I shudder. ‘He told me he’d lost a lot of family.’

Johannes perches on the window sill and nods. ‘His father was Jewish, and though he’d converted to Catholicism that wasn’t going to guarantee they’d be safe from Hitler. It turns out he was right. He sent Opa and his mother ahead to London, to ask for help from the Red Cross. By the time Opa’s father was due to follow them, he and the whole extended family had been rounded up. They all died in the camps, and when Opa and his mother came to New Zealand as refugees she died within a year. Opa was only seventeen. He says his mother died from a broken heart.’

Seventeen. My age. The age that Van was when she died.

I think how scary it would have been: arriving in a country where they spoke a different language; in a culture as removed from Austria as they could get. They must’ve felt like they’d landed in a backwater of Hell. Mum and Dad complained that even in 1990 when they
arrived we were way behind the ‘real’ world — though their idea of culture solely consisted of steak-and-Guinness pies, and
Top of the Pops.

‘Actually,’ Johannes says, ‘it’s because of Opa that I’m here. I’m going to take him for a drive around the bays. He wondered if you’d like to come and then join us for lunch. His shout.’

‘Thanks, but I’d—’
Are you kidding, Miss T? You’re free to do exactly as you like.
‘Yeah, okay. Why not? That would be nice.’

‘Cool. I’m going to pick him up at ten thirty, so if you can be ready by quarter past, that should be sweet.’ He gallops up the outside stairs, climbing two with each long-legged stride.

I STILL HAVE TIME
to finish the rough sketching in before I try to make myself a little more presentable. I don’t know what to wear. All my clothes are ancient, most are second-hand. In the end I have no choice: I wriggle into my tidiest jeans and choose a coral pink sweatshirt with a black cardy over the top. My hair refuses to behave. I look a mess. The bruise I gave myself is now a rotting yellow, which clashes with the purple rings under my eyes. Impressionist colour matches they may be, but it’s not a good look in the flesh.

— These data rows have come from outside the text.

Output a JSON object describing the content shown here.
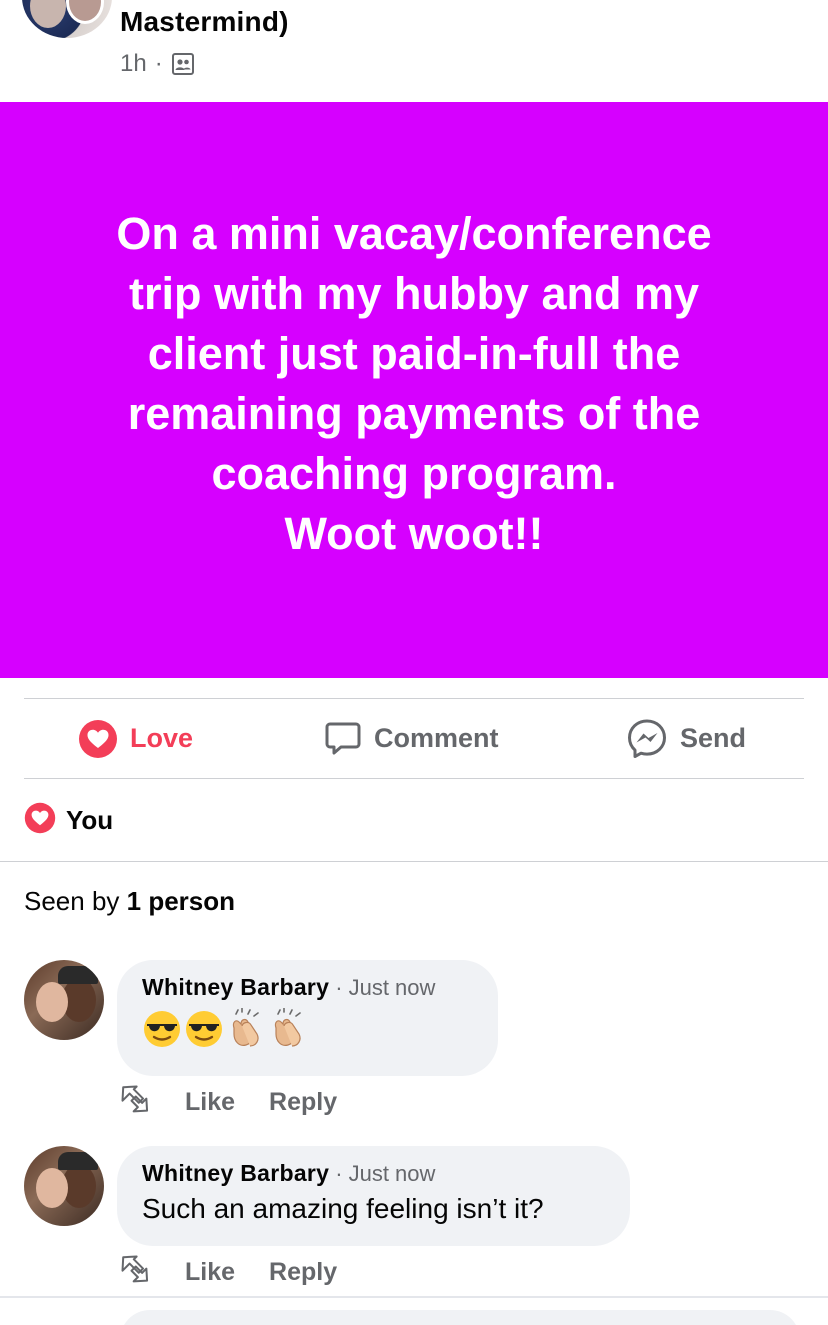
{
  "post": {
    "group_title": "Mastermind)",
    "time": "1h",
    "separator": "·",
    "audience_icon": "group-members-icon",
    "background_color": "#d600ff",
    "text": "On a mini vacay/conference\ntrip with my hubby and my\nclient just paid-in-full the\nremaining payments of the\ncoaching program.\nWoot woot!!"
  },
  "actions": {
    "love_label": "Love",
    "comment_label": "Comment",
    "send_label": "Send",
    "love_color": "#f33e58"
  },
  "reactions": {
    "icon": "love-reaction-icon",
    "names": "You"
  },
  "seen_by": {
    "prefix": "Seen by",
    "count": "1 person"
  },
  "comments": [
    {
      "author": "Whitney Barbary",
      "separator": "·",
      "time": "Just now",
      "emojis": [
        "😎",
        "😎",
        "👏",
        "👏"
      ],
      "like_label": "Like",
      "reply_label": "Reply"
    },
    {
      "author": "Whitney Barbary",
      "separator": "·",
      "time": "Just now",
      "text": "Such an amazing feeling isn’t it?",
      "like_label": "Like",
      "reply_label": "Reply"
    }
  ]
}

At quarter past ten I’m lurking around the front door. Johannes reverses a small silver car out of the garage, a wheelchair rack attached to its back. I climb in beside him and buckle up, ridiculously nervous.

He drives through the busy Saturday morning streets while I wrack my brain for something to say. ‘So, what’s with the words on your shirt?’

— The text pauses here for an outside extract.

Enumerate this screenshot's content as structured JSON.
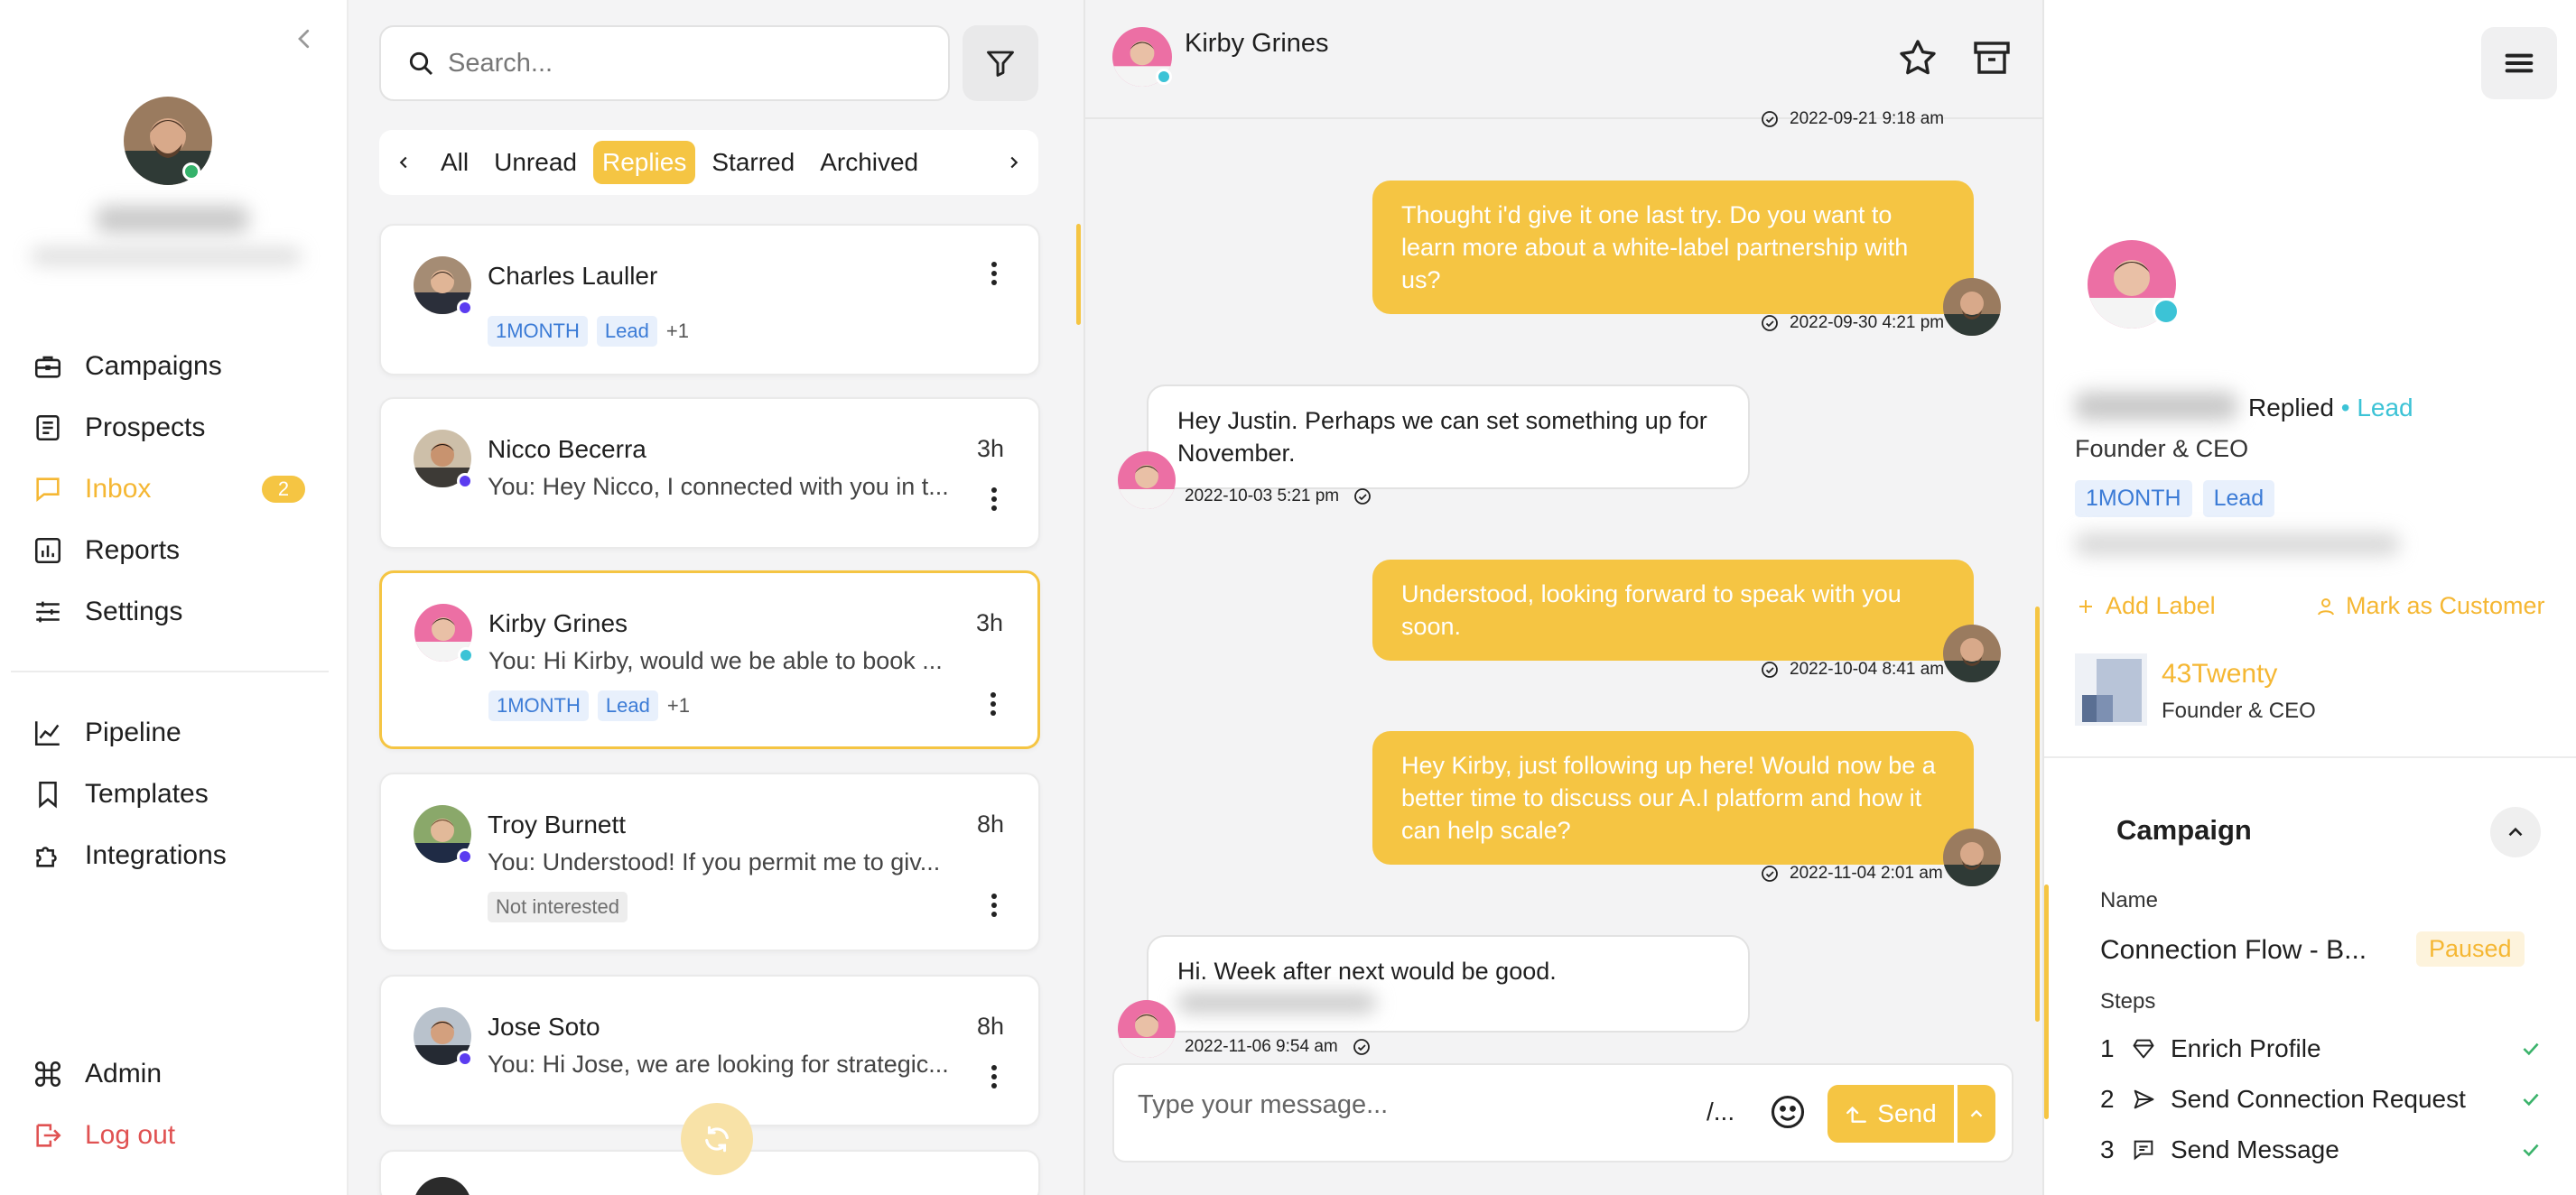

He glances down, snorting as if surprised by what he sees. ‘It’s a Monty Python play on words. You know, Descartes’
Cogito ergo sum … I think, therefore I am.’

‘What does it mean?’

‘It’s one of the fundamental foundations of Western philosophy. If we can wonder whether we exist then it proves that something — the “I” in our head — exists to do the thinking. The thought can’t be separate from the “I”. You see?’

I shrug, not sure enough to commit myself. ‘So he’s talking about consciousness?’

‘Exactly. He called thought
cogitation
. He gives an example of a piece of wax.’ His hand conducts his words. ‘We look at it and our senses give us all this information, like its size, shape, texture, colour, smell — and we give it the name wax. But if we hold the wax up to a flame all those things change, yet we still know that it’s the same piece of wax, just in a form that’s different to our senses.’

He meets my eye for a second, then carries on. ‘So, you see, it’s best we put our senses aside. Something that we thought we were seeing with our eyes is, in fact, grasped solely by the faculty of judgement that is in our mind.’ Now he sounds as if he’s quoting from a textbook.

I can’t tell if he’s pretentious, genuinely caught up in it or trying to impress me. Whichever, I’m still not sure I understand. My brain’s not firing today. ‘But how do emotions fit? How does he explain being moved to tears
by a piece of art, or music — or grief. That’s not logical, yet it controls us all the time.’ Especially me.